Hasaranga has since been a mainstay in the T20I setup. A 4-9 in the final game against India on Thursday helped Sri Lanka to their first-T20I series win since that whitewash against Pakistan two years back. In the meantime, Hasaranga has risen to No.2 in the ICC T20I rankings after the first T20I against India.
While there are five other wrist spinners in the top 10 of the bowling rankings, none of them bats like Hasaranga, who has two half-centuries and a strike rate of 133 in all T20 cricket. The all-rounder has already made a mark with his batting in international cricket. Aside from a fifty on debut under dire cricumstances in Test cricket in South Africa, Hasaranga has played quite a few handy knocks in ODIs and T20Is.
In 2020, he won Sri Lanka an ODI run chase against West Indies from No.8, smashing 42* from 39 balls, 28 of which came batting with the last three batsmen. In the first ODI against England last month, he strolled in at No.5 and hit a 65-ball 54. This after a 60-ball 89* and a 60-ball 74 earlier this year in ODIs against West Indies and Bangladesh. In the first of those, he took Sri Lanka from 151-6 to 274 in 50 overs with his 89* from No.8.
As the second half of IPL 2021 looms, Hasaranga is at the top of the queue as a replacement option with several boards expected to not send their players. Even as the likes of Adil Rashid and Tabraiz Shamsi, the No.1 ranked T20I spinner, struggle to get IPL deals, Hasaranga’s USP, a rare combination of mystery spin and late-order hitting, makes him an enticing package too good to be ignored.
The IPL is harsh on overseas spinners, particularly because of the sheer amount of slow bowling talent available in India. Franchises have increasingly started to look at overseas spots as ones reserved for hard hitting batsmen or outright quicks. This is evident from the kind of Sri Lankan players who have played in the IPL in recent years: aside from Lasith Malinga, Isuru Udana,who offered death bowling promise alongside big hitting skills, and Thisara Perera, who is pretty good for a T20 finisher, are the only others from Sri Lanka to be part of the league.

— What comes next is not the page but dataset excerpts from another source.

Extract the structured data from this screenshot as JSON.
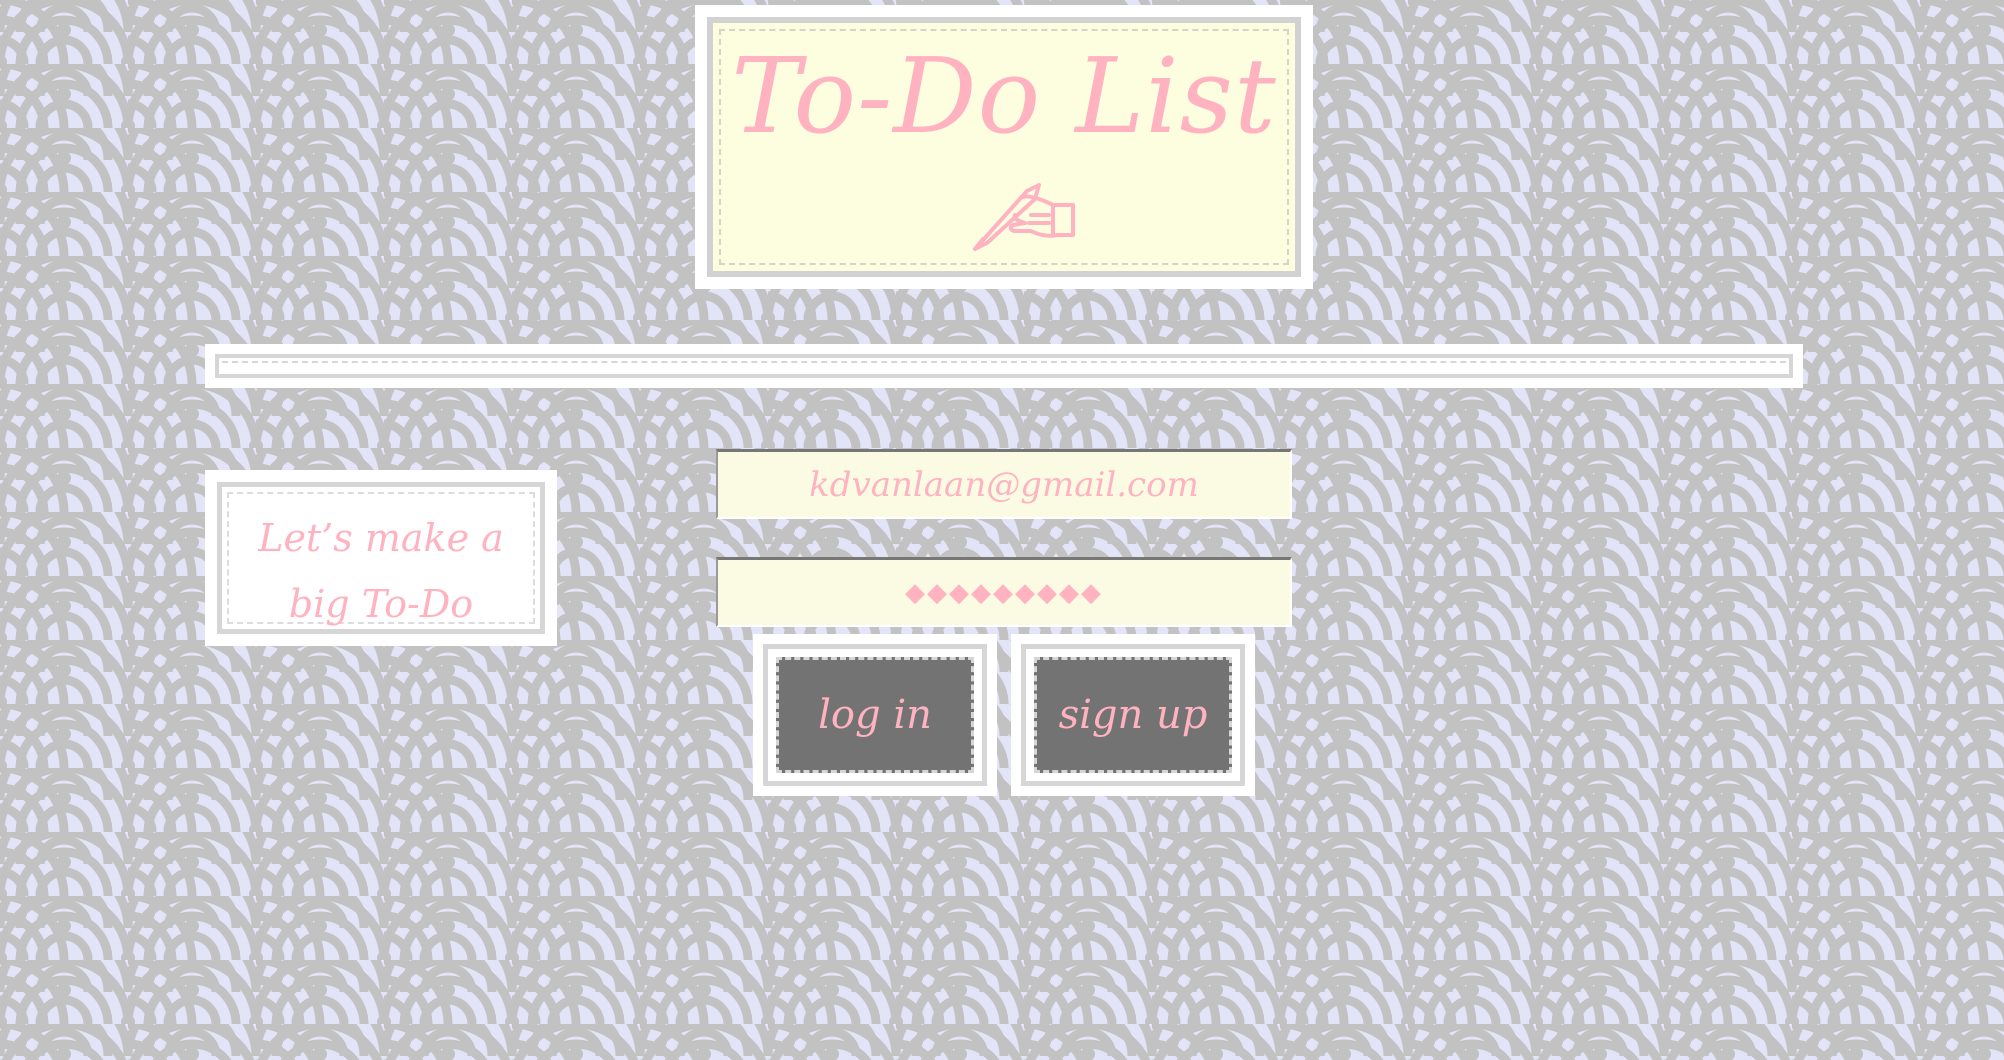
{
  "app": {
    "title": "To-Do List",
    "tagline": "Let’s make a big To-Do"
  },
  "login_form": {
    "email_value": "kdvanlaan@gmail.com",
    "password_value": "◆◆◆◆◆◆◆◆◆",
    "login_label": "log in",
    "signup_label": "sign up"
  },
  "icons": {
    "title_icon": "writing-hand-icon"
  },
  "colors": {
    "background": "#e4e4f8",
    "pattern": "#c2c2c2",
    "accent_text": "#ffb3c1",
    "card_fill": "#fdfde0",
    "button_fill": "#737373",
    "frame_border": "#d6d6d6"
  }
}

The mystery spinners have garnered less attention over the years with Ajantha Mendis and Akila Dananjaya being the only spinners with no batting ability to be picked from Sri Lanka after Muralitharan.
Hasaranga stands out from the rest because of his dual skills, and the latest showing against India will further push his case in the mega auction next year. It won’t be the first franchise league the Sri Lankan is part of. In 2020-21, Hasaranga was the leading wicket-taker in the inaugural Lanka Premier League season, snapping up 17 wickets at an average of 11.3 and an economy of 5.18. He nicely complemented that with a strike-rate of 160.75 with the bat for eventual champions, Jaffna Stallions.
Unlike other Sri Lankan mystery spinners from the past, the focus for Hasaranga hasn’t been to add more variations to his skill set. Instead, he has worked on his existing tools: he said during the LPL season that he worked on turning the ball more and being able to land the ball exactly where he wanted to while sharpening his googly in the time he was away from the national team.
That essentially separates him from the herd of mystery spinners, who came out of nowhere and disappeared as quickly because they couldn’t be consistent enough with the ball. Add in his batting skills and willingness to put himself in tough situations, and you have a clear match-winner that could spice up any IPL team. Surely, one of them will be smart enough to snap him up as a replacement pick this year and retain him ahead of the mega auctions when his value is likely to multiply manifold.